Abstract:
Objectives Due to the existence of toponym aliases or negligence in data production, the same geographic entity possibly has different names in maps of different scales which may contain spelling errors or not match the standard toponym. It brings many inconveniences to multi-scale map visualization and geospatial entity extraction. Therefore, it is necessary to study toponym similarity measure to achieve toponym matching. However, the commonly used similarity measures for Chinese toponym matching currently either only consider the number of overlapping characters without considering character position, or only reflect positional feature. Therefore, our objective is to construct a new similarity measure that can simultaneously reflect both features.

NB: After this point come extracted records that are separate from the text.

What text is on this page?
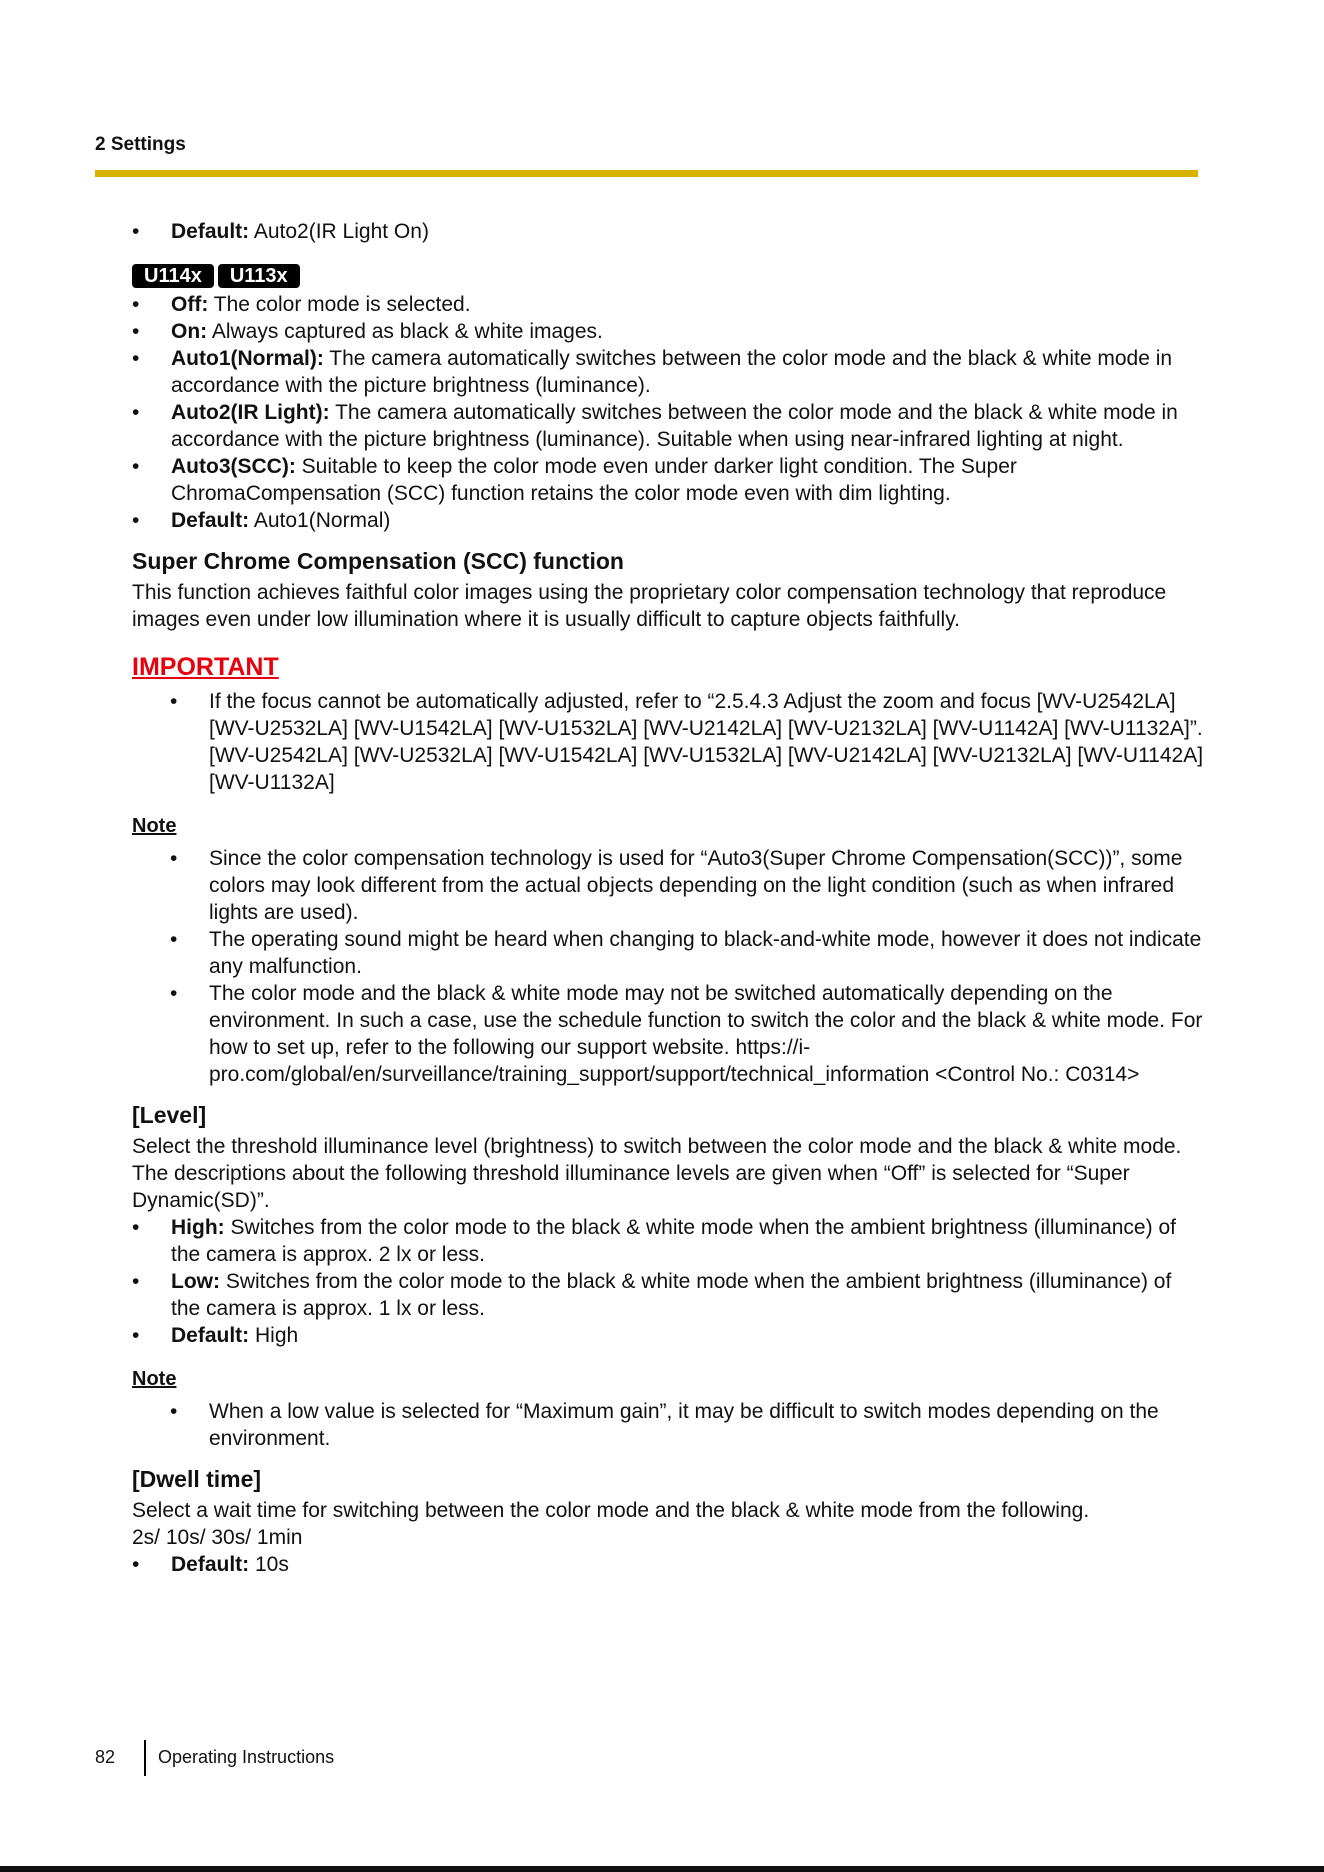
2 Settings
• Default: Auto2(IR Light On)
U114x U113x
• Off: The color mode is selected.
• On: Always captured as black & white images.
• Auto1(Normal): The camera automatically switches between the color mode and the black & white mode in accordance with the picture brightness (luminance).
• Auto2(IR Light): The camera automatically switches between the color mode and the black & white mode in accordance with the picture brightness (luminance). Suitable when using near-infrared lighting at night.
• Auto3(SCC): Suitable to keep the color mode even under darker light condition. The Super ChromaCompensation (SCC) function retains the color mode even with dim lighting.
• Default: Auto1(Normal)
Super Chrome Compensation (SCC) function

This function achieves faithful color images using the proprietary color compensation technology that reproduce images even under low illumination where it is usually difficult to capture objects faithfully.

IMPORTANT
• If the focus cannot be automatically adjusted, refer to “2.5.4.3 Adjust the zoom and focus [WV-U2542LA] [WV-U2532LA] [WV-U1542LA] [WV-U1532LA] [WV-U2142LA] [WV-U2132LA] [WV-U1142A] [WV-U1132A]”. [WV-U2542LA] [WV-U2532LA] [WV-U1542LA] [WV-U1532LA] [WV-U2142LA] [WV-U2132LA] [WV-U1142A] [WV-U1132A]
Note
• Since the color compensation technology is used for “Auto3(Super Chrome Compensation(SCC))”, some colors may look different from the actual objects depending on the light condition (such as when infrared lights are used).
• The operating sound might be heard when changing to black-and-white mode, however it does not indicate any malfunction.
• The color mode and the black & white mode may not be switched automatically depending on the environment. In such a case, use the schedule function to switch the color and the black & white mode. For how to set up, refer to the following our support website. https://i-pro.com/global/en/surveillance/training_support/support/technical_information <Control No.: C0314>
[Level]

Select the threshold illuminance level (brightness) to switch between the color mode and the black & white mode. The descriptions about the following threshold illuminance levels are given when “Off” is selected for “Super Dynamic(SD)”.

• High: Switches from the color mode to the black & white mode when the ambient brightness (illuminance) of the camera is approx. 2 lx or less.
• Low: Switches from the color mode to the black & white mode when the ambient brightness (illuminance) of the camera is approx. 1 lx or less.
• Default: High
Note
• When a low value is selected for “Maximum gain”, it may be difficult to switch modes depending on the environment.
[Dwell time]

Select a wait time for switching between the color mode and the black & white mode from the following.

2s/ 10s/ 30s/ 1min

• Default: 10s
82 Operating Instructions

Methods By calculating the positional differences between overlapping characters in two Chinese toponyms, we define a total matching offset representing the degree of positional difference of the overlapping character set. Considering that the impact of non-overlapping characters on the similarity of two toponyms should be greater than that of overlapping characters, we define a total non-matching offset. Then, we define the total offset and offset similarity. For the complex case of overlapping character repetition, we determine the minimum offset principle and design an entire sequential matching scheme. For the complex case of character fragment offset, the sum of offsets for each character in the fragment is replaced by the overall offset of the fragment, making the offset value more reasonable. The total offset satisfies positive definiteness and symmetry, but does not satisfy the triangle inequality, and it is more appropriate to use offset similarity to express toponym similarity.

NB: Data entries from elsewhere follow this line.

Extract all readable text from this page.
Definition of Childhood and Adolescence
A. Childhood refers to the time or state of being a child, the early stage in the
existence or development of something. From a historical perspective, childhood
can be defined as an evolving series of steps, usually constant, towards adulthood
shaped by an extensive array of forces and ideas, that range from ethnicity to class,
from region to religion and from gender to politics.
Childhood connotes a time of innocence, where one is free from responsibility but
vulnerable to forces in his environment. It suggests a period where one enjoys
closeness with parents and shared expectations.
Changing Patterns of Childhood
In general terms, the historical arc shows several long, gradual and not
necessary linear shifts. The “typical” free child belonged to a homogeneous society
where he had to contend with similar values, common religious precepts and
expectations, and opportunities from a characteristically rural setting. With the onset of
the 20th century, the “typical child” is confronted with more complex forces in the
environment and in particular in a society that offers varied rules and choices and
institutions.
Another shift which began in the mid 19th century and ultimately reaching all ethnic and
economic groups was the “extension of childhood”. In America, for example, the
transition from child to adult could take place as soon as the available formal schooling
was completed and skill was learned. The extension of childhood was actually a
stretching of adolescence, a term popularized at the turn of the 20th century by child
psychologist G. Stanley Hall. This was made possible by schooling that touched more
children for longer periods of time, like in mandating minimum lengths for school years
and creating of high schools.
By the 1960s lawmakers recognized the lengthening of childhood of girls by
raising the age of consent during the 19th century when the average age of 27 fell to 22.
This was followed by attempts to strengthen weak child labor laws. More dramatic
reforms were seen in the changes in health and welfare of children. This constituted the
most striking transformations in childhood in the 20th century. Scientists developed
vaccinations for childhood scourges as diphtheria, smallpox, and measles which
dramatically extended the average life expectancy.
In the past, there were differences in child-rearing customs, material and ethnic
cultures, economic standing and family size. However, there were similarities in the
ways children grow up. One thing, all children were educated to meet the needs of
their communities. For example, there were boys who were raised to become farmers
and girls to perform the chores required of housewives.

Results Compared with Jaccard similarity and Levenshtein similarity, the results show that the offset similarity can characterize toponym similarity more finely. It attaches greater importance to character differences, and the similarity decreases significantly when the proportion of overlapping characters decreases. It attaches less importance to pure positional differences, but they can also be reflected in slight differences in similarity values. In the toponym matching experiment, the matching accuracy and running time are 63.64% and 2 940.56 s, both of which are better than the Jaccard similarity and Levenshtein similarity.
Conclusions The offset similarity has significant advantages in the toponym matching scenario. But like other string similarity measures, it is difficult to understand semantics. Further optimization can be explored in terms of algorithmic solutions for handling complex cases, applicability to other languages, and consideration of the semantic structure of toponyms.